PostPosted: Fri Feb 11, 2011 1:47 pm
by megpetrie
Hello,

I have a theoretical question regarding my MARK data analysis.

I've been analysing a data set looking at survival and
recapture rates of steelhead from various populations and three
rearing types over five years. I do not have a balanced design,
meaning that I have different populations and rearing types for
different years (though some populations I have data for every year).
I know that with ANOVA one is not permitted to legitimately test for
effects between blocks (in my case years) if the treatments do not
overlap. Is this true in MARK as well for linear models? For example,
I'd like to test for rearing type effects, but I do not have paired
treatments within years, just between years. If I use year as a
factor, could I also legitimately include rearing type as a factor in
a candidate model?

Thanks so much, Megan

Re: Unbalanced design

PostPosted: Mon Feb 14, 2011 6:27 pm
by dhewitt
Since no one else replied...

Your question isn't one about MARK (capture-recapture in general really) vs. ANOVA, but rather one about proper design of field studies. Since you are interested in estimation rather than testing silly null hypotheses as in ANOVA (congrats!), the issues about what you can "test" are subjective.
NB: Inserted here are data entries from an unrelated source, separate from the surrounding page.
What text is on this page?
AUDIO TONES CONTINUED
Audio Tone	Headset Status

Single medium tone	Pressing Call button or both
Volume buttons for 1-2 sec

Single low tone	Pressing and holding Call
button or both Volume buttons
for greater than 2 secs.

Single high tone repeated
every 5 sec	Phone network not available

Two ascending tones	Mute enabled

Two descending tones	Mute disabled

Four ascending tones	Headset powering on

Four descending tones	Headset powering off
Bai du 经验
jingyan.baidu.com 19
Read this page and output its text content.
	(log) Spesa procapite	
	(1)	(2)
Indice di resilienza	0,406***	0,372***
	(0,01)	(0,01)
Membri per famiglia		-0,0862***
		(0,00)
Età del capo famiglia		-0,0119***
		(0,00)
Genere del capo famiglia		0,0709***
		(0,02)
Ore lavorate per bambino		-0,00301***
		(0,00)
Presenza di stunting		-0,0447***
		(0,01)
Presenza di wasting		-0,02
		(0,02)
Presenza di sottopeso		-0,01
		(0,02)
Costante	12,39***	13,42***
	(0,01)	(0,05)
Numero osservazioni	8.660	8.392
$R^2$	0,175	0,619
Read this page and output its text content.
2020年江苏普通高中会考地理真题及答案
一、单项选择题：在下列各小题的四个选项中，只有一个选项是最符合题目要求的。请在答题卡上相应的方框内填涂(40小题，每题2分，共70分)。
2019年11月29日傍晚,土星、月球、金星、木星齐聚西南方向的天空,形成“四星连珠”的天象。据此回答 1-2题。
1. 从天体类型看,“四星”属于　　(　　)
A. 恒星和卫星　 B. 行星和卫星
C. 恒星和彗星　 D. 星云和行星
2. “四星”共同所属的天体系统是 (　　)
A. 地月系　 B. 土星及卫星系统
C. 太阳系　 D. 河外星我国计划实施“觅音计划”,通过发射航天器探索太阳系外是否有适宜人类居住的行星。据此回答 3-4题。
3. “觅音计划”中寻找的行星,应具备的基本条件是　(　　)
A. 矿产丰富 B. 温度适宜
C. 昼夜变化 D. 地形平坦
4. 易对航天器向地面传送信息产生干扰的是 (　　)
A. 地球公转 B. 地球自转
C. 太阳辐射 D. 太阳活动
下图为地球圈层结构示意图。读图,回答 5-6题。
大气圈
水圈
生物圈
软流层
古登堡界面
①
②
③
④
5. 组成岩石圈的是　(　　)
If arguments about why you think it is OK to compare, e.g., popn B under rearing treatment A in year 2 with popn A under rearing treatment B in year 1 can pass the straight face test, then there is a way to compare them. You could ignore year entirely and do it in a model selection framework (I think, without knowing more about the available data).

As to "If I use year as a factor, could I also legitimately include rearing type as a factor in a candidate model?," the same issues arise as in any linear model context.